You go no more on your exultant feet
Up paths that only mist and morning knew,
Or watch the wind, or listen to the beat
Of a bird's wings too high in air to view,—
But you were something more than young and sweet
And fair,—and the long year remembers you.



IV

Not in this chamber only at my birth—
When the long hours of that mysterious night
Were over, and the morning was in sight—
I cried, but in strange places, steppe and firth
I have not seen, through alien grief and mirth;
And never shall one room contain me quite
Who in so many rooms first saw the light,
Child of all mothers, native of the earth.

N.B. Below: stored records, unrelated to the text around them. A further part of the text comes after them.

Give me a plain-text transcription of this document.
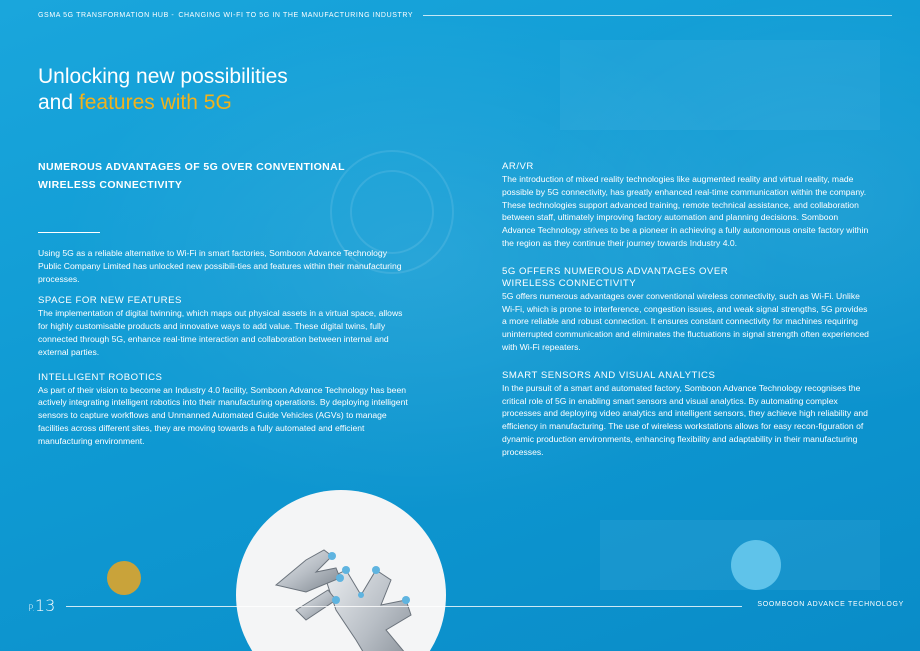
GSMA 5G TRANSFORMATION HUB - CHANGING WI-FI TO 5G IN THE MANUFACTURING INDUSTRY
Unlocking new possibilities
and features with 5G

NUMEROUS ADVANTAGES OF 5G OVER CONVENTIONAL
WIRELESS CONNECTIVITY

Using 5G as a reliable alternative to Wi-Fi in smart factories, Somboon Advance Technology Public Company Limited has unlocked new possibili-ties and features within their manufacturing processes.

SPACE FOR NEW FEATURES

The implementation of digital twinning, which maps out physical assets in a virtual space, allows for highly customisable products and innovative ways to add value. These digital twins, fully connected through 5G, enhance real-time interaction and collaboration between internal and external parties.

INTELLIGENT ROBOTICS

As part of their vision to become an Industry 4.0 facility, Somboon Advance Technology has been actively integrating intelligent robotics into their manufacturing operations. By deploying intelligent sensors to capture workflows and Unmanned Automated Guide Vehicles (AGVs) to manage facilities across different sites, they are moving towards a fully automated and efficient manufacturing environment.

AR/VR

The introduction of mixed reality technologies like augmented reality and virtual reality, made possible by 5G connectivity, has greatly enhanced real-time communication within the company. These technologies support advanced training, remote technical assistance, and collaboration between staff, ultimately improving factory automation and planning decisions. Somboon Advance Technology strives to be a pioneer in achieving a fully autonomous onsite factory within the region as they continue their journey towards Industry 4.0.

5G OFFERS NUMEROUS ADVANTAGES OVER
WIRELESS CONNECTIVITY

5G offers numerous advantages over conventional wireless connectivity, such as Wi-Fi. Unlike Wi-Fi, which is prone to interference, congestion issues, and weak signal strengths, 5G provides a more reliable and robust connection. It ensures constant connectivity for machines requiring uninterrupted communication and eliminates the fluctuations in signal strength often experienced with Wi-Fi repeaters.

SMART SENSORS AND VISUAL ANALYTICS

In the pursuit of a smart and automated factory, Somboon Advance Technology recognises the critical role of 5G in enabling smart sensors and visual analytics. By automating complex processes and deploying video analytics and intelligent sensors, they achieve high reliability and efficiency in manufacturing. The use of wireless workstations allows for easy recon-figuration of dynamic production environments, enhancing flexibility and adaptability in their manufacturing processes.

P.13	SOOMBOON ADVANCE TECHNOLOGY
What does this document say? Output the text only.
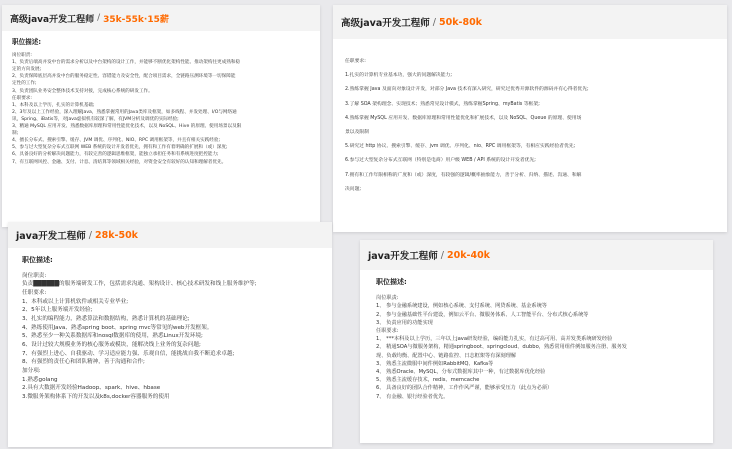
高级java开发工程师 / 35k-55k·15薪
职位描述:
岗位职责:
1、负责后端高并发中台的需求分析以及中台架构的设计工作，并能够不断优化架构性能、推动架构往更成熟和稳
定的方向发展;
2、负责保障底层高并发中台的服务稳定性、容错能力及安全性，配合项目需求，全链路压测环境等一切保障能
定性的工作;
3、负责团队业务安全整体技术支持对接，完成核心系统的研发工作。
任职要求:
1、本科及以上学历，扎实的计算机基础;
2、3年及以上工作经验，深入理解Java，熟悉掌握常用的Java类库及框架，如多线程、并发处理、I/O与网络通
讯，Spring、iBatis等，对Java虚拟机有较深了解，有JVM分析及调优的实际经验;
3、精通 MySQL 应用开发、熟悉数据库原理和常用性能优化技术，以及 NoSQL、Hive 的原理、使用场景以及限
制;
4、擅长分布式、搜索引擎、缓存、JVM 调优、序列化、NIO、RPC 调用框架等，并且有相关实践经验;
5、参与过大型复杂分布式互联网 WEB 系统的设计开发者优先，拥有和工作有着明确的扩展和（或）深度;
6、具备良好的分析解决问题能力，有较完善的逻辑思维框架，能独立承担任务和有系统进度把控能力;
7、有互联网风控、金融、支付、计息、清结算等领域相关经验，对资金安全有较好的认知和理解者优先。
高级java开发工程师 / 50k-80k
任职要求:
1.扎实的计算机专业基本功，强大的问题解决能力;
2.熟练掌握 Java 及面向对象设计开发，对部分 Java 技术有深入研究，研究过优秀开源软件的源码并有心得者优先;
3.了解 SOA 架构理念、实现技术；熟悉常见设计模式，熟练掌握Spring、myBatis 等框架;
4.熟练掌握 MySQL 应用开发、数据库原理和常用性能优化和扩展技术，以及 NoSQL、Queue 的原理、使用场
景以及限制
5.研究过 http 协议、搜索引擎、缓存、jvm 调优、序列化、nio、RPC 调用框架等，有相应实践经验者优先;
6.参与过大型复杂分布式互联网（特别是电商）用户级 WEB / API 系统的设计开发者优先;
7.拥有和工作年限相称的广度和（或）深度，有较强的逻辑/概率抽象能力，善于分析、归纳、描述、沟通、和解
决问题;
java开发工程师 / 28k-50k
职位描述:
岗位职责:
负责██████的服务端研发工作，包括需求沟通、架构设计、核心技术研发和线上服务维护等;
任职要求:
1、本科或以上计算机软件或相关专业毕业;
2、5年以上服务端开发经验;
3、扎实的编程能力，熟悉算法和数据结构，熟悉计算机的基础理论;
4、熟练使用Java、熟悉spring boot、spring mvc等常见的web开发框架。
5、熟悉至少一种关系数据库和nosql数据库的使用，熟悉Linux开发环境;
6、设计过较大规模业务的核心服务或模块，能解决线上业务的复杂问题;
7、有强烈上进心、自我驱动、学习适应能力强、乐观自信，能挑战自我不断追求卓越;
8、有强烈的责任心和团队精神，善于沟通和合作;
加分项:
1.熟悉golang
2.具有大数据开发经验Hadoop、spark、hive、hbase
3.微服务架构体系下的开发以及k8s,docker容器服务的使用
java开发工程师 / 20k-40k
职位描述:
岗位职责:
1、 参与金融系统建设，例如核心系统、支付系统、网贷系统、基金系统等
2、 参与金融基础性平台建设，例如云平台、微服务体系、人工智能平台、分布式核心系统等
3、 负责应用的功能实现
任职要求:
1、 ***本科及以上学历，三年以上java研发经验，编码能力扎实，有过高可用、高并发类系统研发经验
2、 精通SOA与微服务架构，精通springboot、springcloud、dubbo，熟悉常用组件例如服务注册、服务发
现、负载均衡、配置中心、链路监控、日志框架等有深刻理解
3、 熟悉主流微服中间件例如RabbitMQ、Kafka等
4、 熟悉Oracle、MySQL，分布式数据库其中一种，有过数据库优化经验
5、 熟悉主流缓存技术，redis、memcache
6、 具备良好的团队合作精神，工作作风严谨，能够承受压力（此点为必须）
7、 有金融、银行经验者优先。
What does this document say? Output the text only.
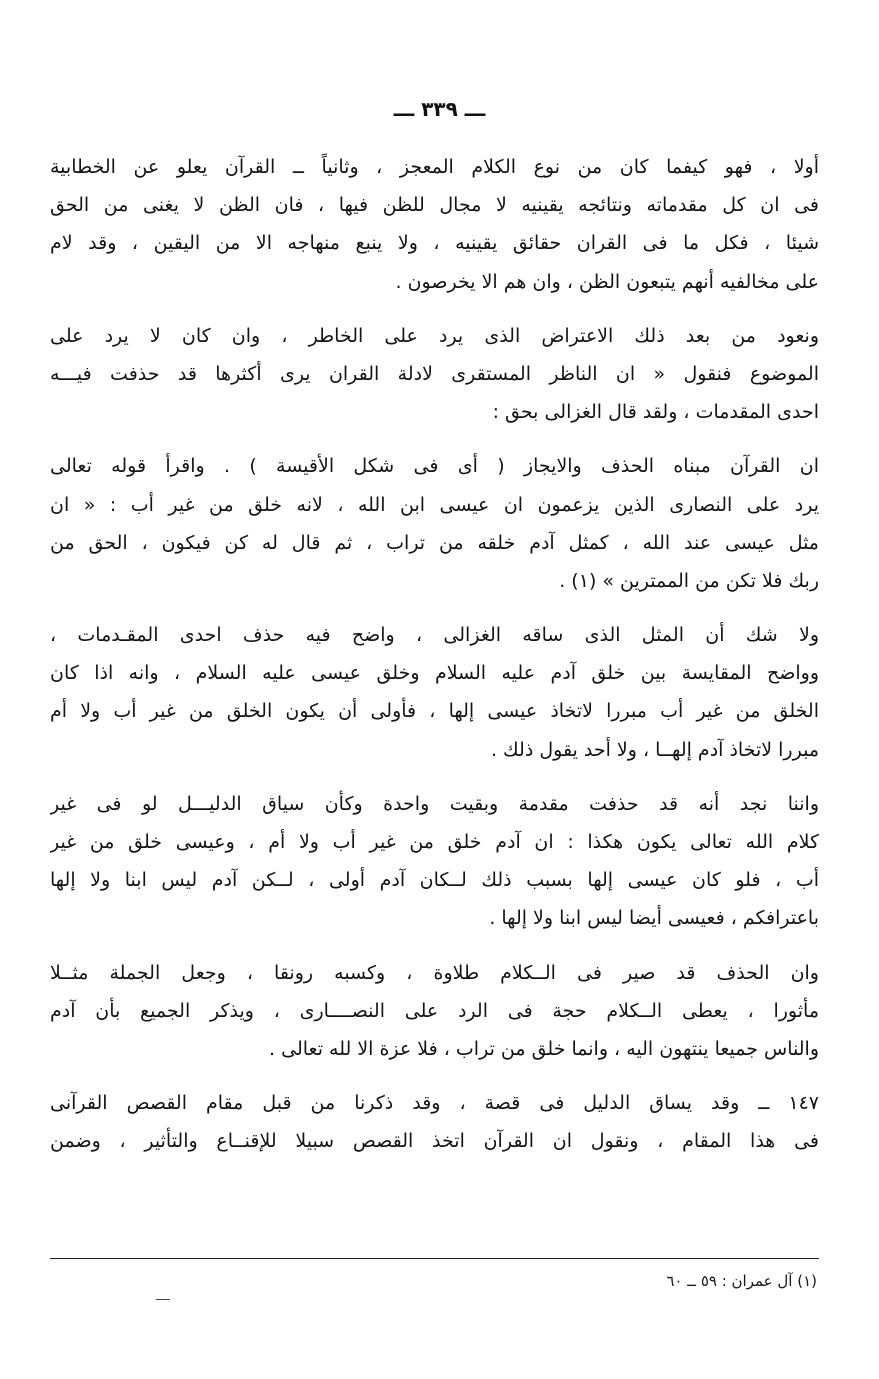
ـــ ٣٣٩ ـــ
أولا ، فهو كيفما كان من نوع الكلام المعجز ، وثانياً ــ القرآن يعلو عن الخطابية
فى ان كل مقدماته ونتائجه يقينيه لا مجال للظن فيها ، فان الظن لا يغنى من الحق
شيئا ، فكل ما فى القران حقائق يقينيه ، ولا ينبع منهاجه الا من اليقين ، وقد لام
على مخالفيه أنهم يتبعون الظن ، وان هم الا يخرصون .
ونعود من بعد ذلك الاعتراض الذى يرد على الخاطر ، وان كان لا يرد على
الموضوع فنقول « ان الناظر المستقرى لادلة القران يرى أكثرها قد حذفت فيـــه
احدى المقدمات ، ولقد قال الغزالى بحق :
ان القرآن مبناه الحذف والايجاز ( أى فى شكل الأقيسة ) . واقرأ قوله تعالى
يرد على النصارى الذين يزعمون ان عيسى ابن الله ، لانه خلق من غير أب : « ان
مثل عيسى عند الله ، كمثل آدم خلقه من تراب ، ثم قال له كن فيكون ، الحق من
ربك فلا تكن من الممترين » (١) .
ولا شك أن المثل الذى ساقه الغزالى ، واضح فيه حذف احدى المقـدمات ،
وواضح المقايسة بين خلق آدم عليه السلام وخلق عيسى عليه السلام ، وانه اذا كان
الخلق من غير أب مبررا لاتخاذ عيسى إلها ، فأولى أن يكون الخلق من غير أب ولا أم
مبررا لاتخاذ آدم إلهــا ، ولا أحد يقول ذلك .
واننا نجد أنه قد حذفت مقدمة وبقيت واحدة وكأن سياق الدليـــل لو فى غير
كلام الله تعالى يكون هكذا : ان آدم خلق من غير أب ولا أم ، وعيسى خلق من غير
أب ، فلو كان عيسى إلها بسبب ذلك لــكان آدم أولى ، لــكن آدم ليس ابنا ولا إلها
باعترافكم ، فعيسى أيضا ليس ابنا ولا إلها .
وان الحذف قد صير فى الــكلام طلاوة ، وكسبه رونقا ، وجعل الجملة مثــلا
مأثورا ، يعطى الــكلام حجة فى الرد على النصــــارى ، ويذكر الجميع بأن آدم
والناس جميعا ينتهون اليه ، وانما خلق من تراب ، فلا عزة الا لله تعالى .
١٤٧ ــ وقد يساق الدليل فى قصة ، وقد ذكرنا من قبل مقام القصص القرآنى
فى هذا المقام ، ونقول ان القرآن اتخذ القصص سبيلا للإقنــاع والتأثير ، وضمن
(١) آل عمران : ٥٩ ــ ٦٠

So is no warmth for me at any fire
To-day, when the world's fire has burned so low;
I kneel, spending my breath in vain desire,
At that cold hearth which one time roared so strong,
And straighten back in weariness, and long
To gather up my little gods and go.



V

If I should learn, in some quite casual way,
That you were gone, not to return again—
Read from the back-page of a paper, say,
Held by a neighbor in a subway train,
How at the corner of this avenue
And such a street (so are the papers filled)
A hurrying man—who happened to be you—
At noon to-day had happened to be killed,
I should not cry aloud—I could not cry
Aloud, or wring my hands in such a place—
I should but watch the station lights rush by
With a more careful interest on my face,
Or raise my eyes and read with greater care
Where to store furs and how to treat the hair.



VI       Bluebeard

This door you might not open, and you did;
So enter now, and see for what slight thing
You are betrayed.... Here is no treasure hid,
No cauldron, no clear crystal mirroring
The sought-for truth, no heads of women slain
For greed like yours, no writhings of distress,
But only what you see.... Look yet again—
An empty room, cobwebbed and comfortless.
Yet this alone out of my life I kept
Unto myself, lest any know me quite;
And you did so profane me when you crept
Unto the threshold of this room to-night
That I must never more behold your face.
This now is yours. I seek another place.